Earlier is better when treating rheumatoid arthritis: but can we detect a window of opportunity?

Abstract

Objectives: The window of opportunity (WOO) hypothesis suggests a limited time frame to stop rheumatoid arthritis (RA). We hypothesised that a WOO could either be represented by a hyperbolic ('curved') decline in the chance to achieve the outcome sustained drug-free remission (sDFR) over time, after which achieving sDFR is not possible anymore, or by a more gradual linear decline approaching zero chance to achieve sDFR.

Methods: Patients with RA (symptom duration <2 years) were included from two randomised trials: BehandelStrategieën (BeSt), n=508 and Induction therapy with Methotrexate and Prednisone in Rheumatoid Or Very Early arthritic Disease (IMPROVED), n=479. Cox-regression was performed to assess the shape of the association between symptom duration and sDFR (Disease Activity Score<1.6, no disease-modifying anti-rheumatic drugs for ≥1 year) for patients starting slow-acting monotherapy (IMPROVED, BeSt) or fast-acting combination therapy (BeSt). Likelihood ratio tests were used to compare the fit of linear and non-linear models in both databases separately. Predictions from the best fitting models were used to assess whether the absolute risk to achieve sDFR approaches zero with increasing symptom duration.

Results: In BeSt and IMPROVED, 54/226 and 110/421 patients achieved sDFR with fast-acting treatment, and 53/243 (BeSt) with slow-acting treatment. Non-linear models did not fit better than linear models (fast-acting treatment BeSt p=0.743, IMPROVED p=0.337; slow-acting treatment BeSt p=0.609). After slow-acting monotherapy, linear models declined steeper. None of the models approached zero chance to achieve sDFR over time.

Conclusions: The chance to achieve sDFR decreased gradually over time, and decreased fastest in patients starting slow-acting monotherapy. In both treatment groups, we found no evidence for a WOO within 2 years symptom duration.
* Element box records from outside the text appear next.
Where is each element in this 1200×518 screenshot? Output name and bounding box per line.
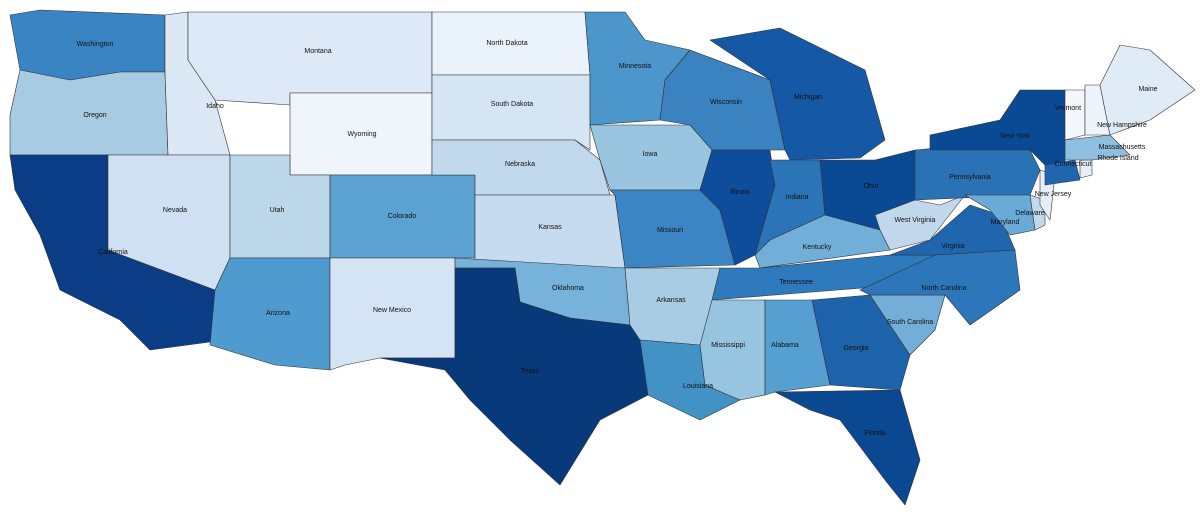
state-label: Wisconsin xyxy=(710,99,742,106)
state-label: Colorado xyxy=(388,213,417,220)
state-label: Missouri xyxy=(657,227,684,234)
states xyxy=(9,9,1196,506)
state-label: Oklahoma xyxy=(552,285,584,292)
state xyxy=(431,74,591,151)
state-label: New Jersey xyxy=(1035,191,1072,198)
state-label: Idaho xyxy=(206,103,224,110)
state-label: West Virginia xyxy=(895,217,936,224)
state xyxy=(329,257,456,371)
state-label: Montana xyxy=(304,48,331,55)
state-label: Texas xyxy=(521,368,540,375)
state-label: New Hampshire xyxy=(1097,122,1147,129)
state-label: Kansas xyxy=(538,224,562,231)
state xyxy=(709,27,886,161)
state xyxy=(774,389,921,506)
state-label: Oregon xyxy=(83,112,106,119)
state-label: Vermont xyxy=(1055,105,1081,112)
state-label: New Mexico xyxy=(373,307,411,314)
state-label: Tennessee xyxy=(779,279,813,286)
state xyxy=(1064,89,1086,141)
state-label: Washington xyxy=(77,41,114,48)
state-label: Maryland xyxy=(991,219,1020,226)
state xyxy=(874,194,966,251)
state-label: Rhode Island xyxy=(1097,155,1138,162)
state-label: Iowa xyxy=(643,151,658,158)
state-label: Illinois xyxy=(730,189,750,196)
state xyxy=(379,267,649,486)
state-label: Nebraska xyxy=(505,161,535,168)
state-label: Mississippi xyxy=(711,342,745,349)
state-label: Michigan xyxy=(794,94,822,101)
state-label: Delaware xyxy=(1015,210,1045,217)
state-label: Nevada xyxy=(163,207,187,214)
state-label: North Dakota xyxy=(486,40,527,47)
state-label: New York xyxy=(1000,133,1030,140)
state-label: Alabama xyxy=(771,342,799,349)
state xyxy=(1044,159,1081,186)
state-label: Florida xyxy=(864,430,886,437)
state xyxy=(764,299,831,396)
state xyxy=(699,149,776,266)
state-label: Maine xyxy=(1138,86,1157,93)
state-label: Louisiana xyxy=(683,383,713,390)
state-label: Arkansas xyxy=(656,297,686,304)
state-label: Arizona xyxy=(266,310,290,317)
state xyxy=(187,11,433,106)
state-label: North Carolina xyxy=(921,285,966,292)
state xyxy=(1064,134,1131,161)
state-label: South Carolina xyxy=(887,319,933,326)
state-label: Virginia xyxy=(941,243,964,250)
state-label: Utah xyxy=(270,207,285,214)
state-label: South Dakota xyxy=(491,101,534,108)
state-label: California xyxy=(98,249,128,256)
state-label: Wyoming xyxy=(347,131,376,138)
state-label: Massachusetts xyxy=(1099,144,1146,151)
state xyxy=(1099,44,1196,136)
state-label: Indiana xyxy=(786,194,809,201)
state-label: Minnesota xyxy=(619,63,651,70)
state xyxy=(474,194,626,269)
state-labels: Washington Oregon California Idaho Nevada Mon… xyxy=(77,40,1158,437)
state xyxy=(964,194,1036,236)
state-label: Kentucky xyxy=(803,244,832,251)
state-label: Ohio xyxy=(864,183,879,190)
state-label: Georgia xyxy=(844,345,869,352)
state-label: Connecticut xyxy=(1055,161,1092,168)
state-label: Pennsylvania xyxy=(949,174,991,181)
Keywords: Bone mineral density; Corticosteroids; DMARDs (biologic); DMARDs (synthetic); Disease activity; Osteoarthritis; Osteoporosis; Rheumatoid arthritis.

Figure 1

Representation of time-to-outcome curves for the relationship between time to treatment initiation and the chance to achieve sDFR. (A) Shows a non-linear relationship between time of treatment onset and the outcome sDFR. There is a short time frame with a high chance of achieving the outcome (until the bend in the curve) and a lost opportunity thereafter. This would indicate a WOO. (B) Shows a linear relationship between time of treatment onset and the outcome sDFR, which is indicative of a more gradual decline in the chance of achieving the outcome. If this chance approaches zero with increasing symptom duration, this would also be indicative of a WOO. sDFR, sustained drug-free remission; WOO, window of opportunity.

Figure 2

The WOO and slow- versus fast-acting DMARDs. In this figure, the potential effect of slow- versus fast-acting DMARDs on the WOO is drawn for a non-linear scenario. The same hypothesis could be applied in a linear scenario. DMARDs, disease-modifying anti-rheumatic drugs; WOO, window of opportunity.

Figure 3

Best fit models to depict the relationship between symptom duration and sDFR. Panels show data from the BeSt (A) and IMPROVED (B) trial. Applying natural cubic spline functions (allowing a curved relationship) did not result in a superior fit compared to a linear model. sDFR, sustained drug-free remission.

Figure 4

Absolute risk to achieve sDFR with increasing symptom duration in BeSt (A) and IMPROVED (B). Predictions were calculated based on the best fitting models, as shown in figure 3. sDFR, sustained drug-free remission.